Sign in to view source links and access this dataset
Description
393 raw data files totaling 0.95 GiB are stored in the origin directory, with an additional 52 estimation files totaling 2.56 GiB. The dataset, hosted by MLL-Lab, provides a manifest for browsing these artifacts. Its primary table is manifest.jsonl, a file index for the uploaded data.
Use Cases
Browse a file repository based on the manifest.jsonl index mentioned in the description.
Analyze file type distribution based on the counts of .json, .log, and .yaml files.

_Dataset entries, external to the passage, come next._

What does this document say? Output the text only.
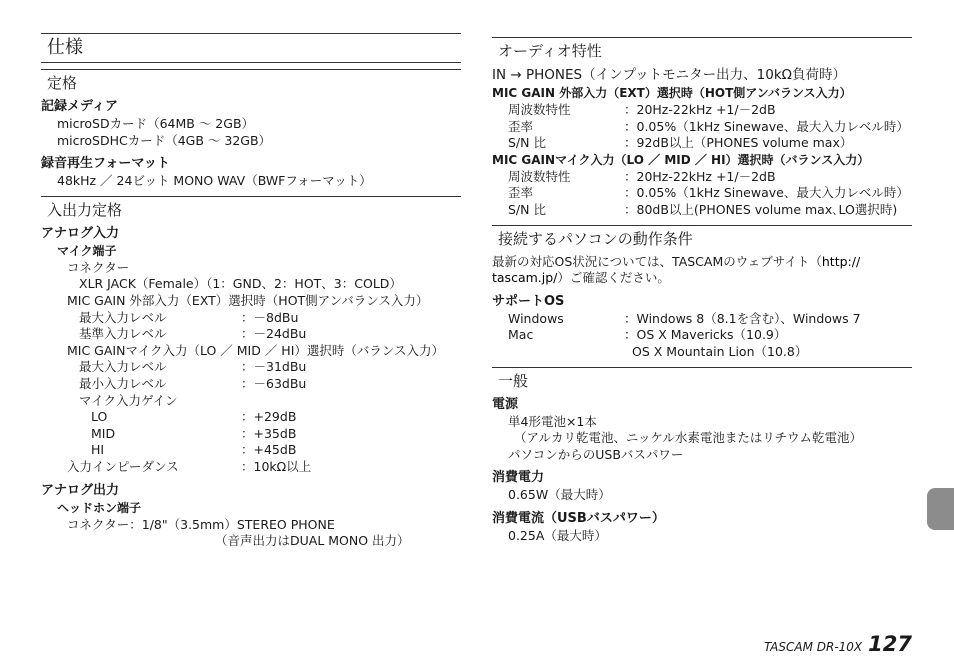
仕様
定格
記録メディア
microSDカード（64MB ～ 2GB）
microSDHCカード（4GB ～ 32GB）
録音再生フォーマット
48kHz ／ 24ビット MONO WAV（BWFフォーマット）
入出力定格
アナログ入力
マイク端子
コネクター
XLR JACK（Female）（1：GND、2：HOT、3：COLD）
MIC GAIN 外部入力（EXT）選択時（HOT側アンバランス入力）
最大入力レベル	：－8dBu
基準入力レベル	：－24dBu
MIC GAINマイク入力（LO ／ MID ／ HI）選択時（バランス入力）
最大入力レベル	：－31dBu
最小入力レベル	：－63dBu
マイク入力ゲイン
LO	：+29dB
MID	：+35dB
HI	：+45dB
入力インピーダンス	：10kΩ以上
アナログ出力
ヘッドホン端子
コネクター：1/8"（3.5mm）STEREO PHONE
（音声出力はDUAL MONO 出力）
オーディオ特性
IN → PHONES（インプットモニター出力、10kΩ負荷時）
MIC GAIN 外部入力（EXT）選択時（HOT側アンバランス入力）
周波数特性	：20Hz-22kHz +1/－2dB
歪率	：0.05%（1kHz Sinewave、最大入力レベル時）
S/N 比	：92dB以上（PHONES volume max）
MIC GAINマイク入力（LO ／ MID ／ HI）選択時（バランス入力）
周波数特性	：20Hz-22kHz +1/－2dB
歪率	：0.05%（1kHz Sinewave、最大入力レベル時）
S/N 比	：80dB以上(PHONES volume max､LO選択時)
接続するパソコンの動作条件
最新の対応OS状況については、TASCAMのウェブサイト（http://
tascam.jp/）ご確認ください。
サポートOS
Windows	：Windows 8（8.1を含む）、Windows 7
Mac	：OS X Mavericks（10.9）
OS X Mountain Lion（10.8）
一般
電源
単4形電池×1本
（アルカリ乾電池、ニッケル水素電池またはリチウム乾電池）
パソコンからのUSBバスパワー
消費電力
0.65W（最大時）
消費電流（USBバスパワー）
0.25A（最大時）
TASCAM DR-10X 127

Manage data artifact storage based on the distinction between 'warehouse' and 'newwarehouse' source directories.
Strengths
Contains 393 files in the origin directory, providing a substantial collection of raw artifacts.
Includes 52 estimation files totaling 2.56 GiB, offering a separate, larger data component.
File types are explicitly listed: 346 JSON, 33 log, and 14 YAML files in the origin set.
Limitations
Description metadata is limited; actual data quality requires manual inspection after download.
Column-level documentation is absent; field semantics must be inferred after download.
Row count is unknown, which may limit suitability assessment.
Provenance
Source
MLL-Lab
Collection Method
Uploaded from two source directories; files starting with 'warehouse' were removed.
Freshness
Last updated 2026-05-28 03:39:26; freshness should be verified.
License is unknown; users should verify terms before use.